Mittwoch, 28. September 2016

PGR Klausur: Gastfreundschaft

Letztes Wochenende fand Freitag abends und Samstag die Herbstklausur des Pfarrgemeinderats statt, diesmal in Tulln. Das Motto Gastfreundschaft als Chance zum Wachsen gab auch schon die Themen vor, zukunftsgerichtete Themen.


Freitag gab es nach dem Abendlob und Bibelteilen eine Präsentation von Pfarrer Markus Beranek zu seinen Eindrücken von den Reisen auf die Philippinen und London.
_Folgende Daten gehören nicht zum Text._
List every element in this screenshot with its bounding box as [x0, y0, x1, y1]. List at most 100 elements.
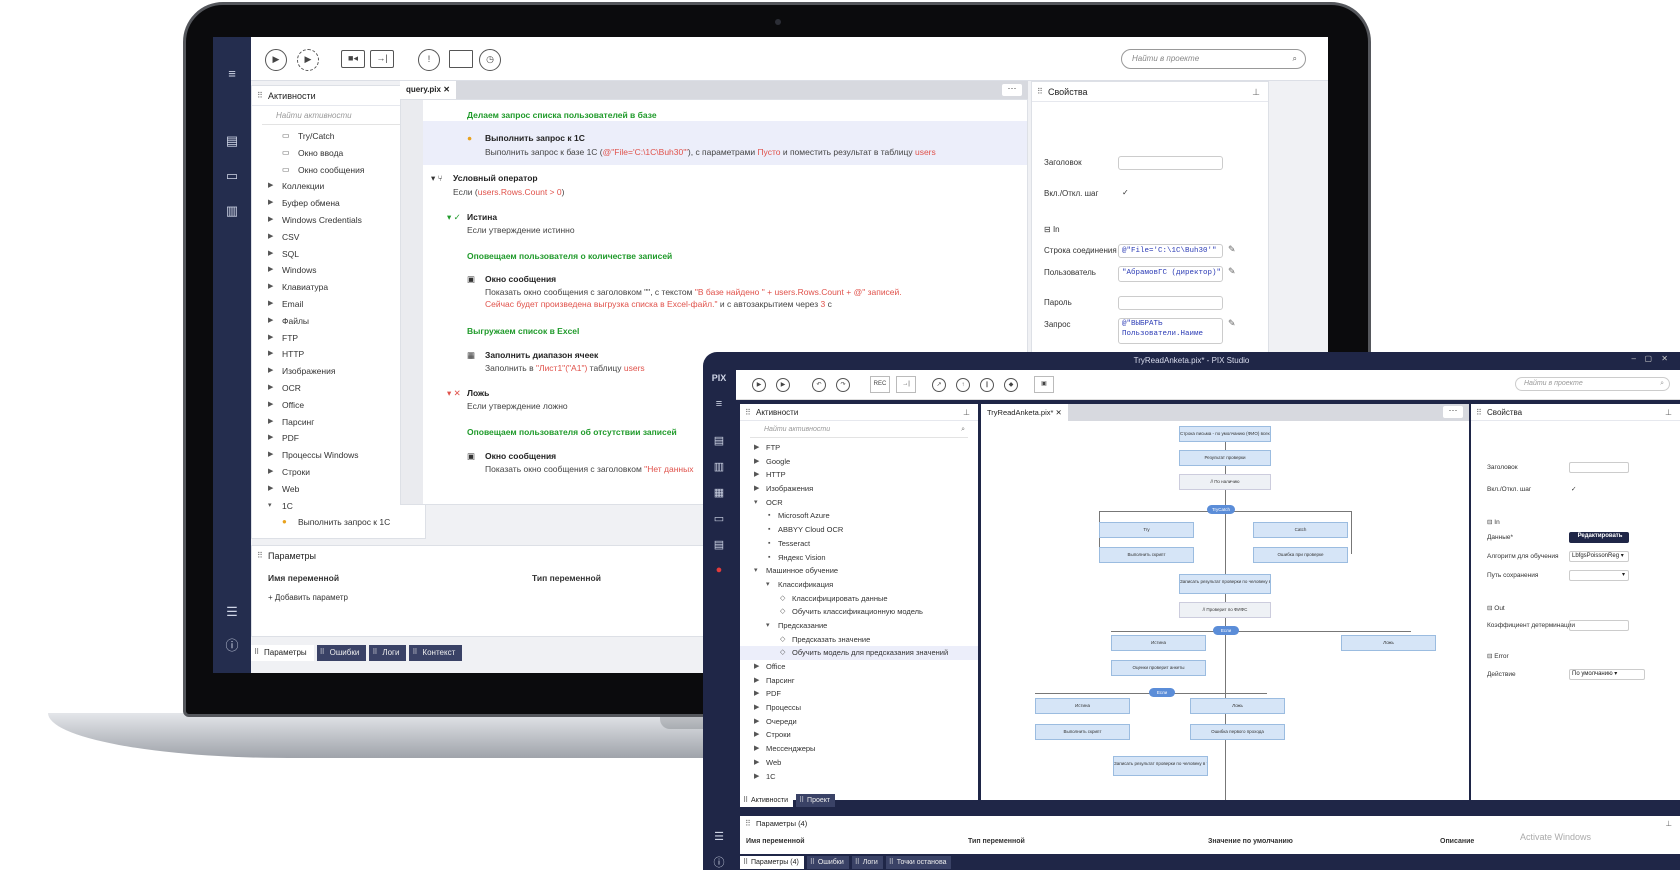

Dort wird Kirche auf unterschiedliche Weisen ganz anders gelebt als bei uns.



Samstag vormittag wurden in Gruppen die folgend dargestellten Themen bearbeitet, am Nachmittag wurde dann konkretisiert, zu Arbeitspaketen verdichtet und die Arbeitspakete für dieses Arbeitsjahr priorisiert.

Ankerpunkt war das Motto Gastfreundschaft als Chance zum Wachsen mit folgenden Fragen für die Gruppenarbeiten:

  • Rund um den Sonntagsgottesdienst
    Was braucht es, dass ich Freunde am Sonntag zum Gottesdienst einlade?
  • Kirche face to face
  • Was braucht es, dass im Raum der Pfarre Freundschaften entstehen können?

  • Hinführung zum Glauben
  • Was braucht es, dass Menschen im Kontext der Pfarre den Glauben/ Christus neu bzw. tiefer entdecken?

  • Caritas

  • Das neue Pfarrzentrum P2

Klarerweise gibt es zum neuen Pfarrzentrum P2 einiges zu tun. Die Renovierung schreitet voran und wird im Advent abgeschlossen sein. Bis dahin gibt es noch viel zu tun.Für die Eröffnung und den Betrieb gilt es ebenfalls zu planen und vorzubereiten. Das P2 ist schon in Richtung Gastfreundschaft geplant worden, mit einem einladenden, offenen Ambiente und etwa einem Caferaum für Begegnung und Gespräche.


Als zweites wichtiges Thema ergab sich die Gottesdienstgestaltung: wie können Gottesdienste in unterschiedlichsten, auch neuen Formen attraktive Angebote für neue und treue Kirchenbesucher aller Altersstufen sein. Das Thema Sonntagsgottesdienst wurde bereits im vergangenen Jahr diskutiert, es gab zwei öffentliche Diskussionen im Pfarrhofsaal. Dieses Jahr soll es in eine stärkere Differenzierung mit neuen Formen (Gottesdienst hat mehrere Formen, nicht nur Eucharistie) geben, die auch für distanziertere Bevölkerungskreise attraktiv sein können.



Vor dem Abschluss teilte Sr. Maria Florkova vom Kloster St. Koloman mit, dass sie mit Oktober von ihrer Kongregation in ihre Heimat Slowakei in die Kommunität nach Nitra gerufen wurde und sie daher aus dem PGR ausscheiden muss. Ihr Aufenthalt in Österreich war immer zeitlich begrenzt geplant gewesen. Es ist für uns ein Abschied schweren Herzens. Wir wünschen Sr. Maria alles Gute für ihre neuen Aufgaben!



Alles in allem wurde die Klausur von allen Teilnehmern als sehr intensiv in herzlichem Umfeld wahrgenommen. Es ist wohl immer intensiv, wenn es nicht um den Alltagstrott geht, sondern Neues fassbar zu machen. Aber der Ausblick auf eine neue zeitgemäßen Kirche mit Christus im Zentrum macht einfach Lust etwas Neues auszuprobieren.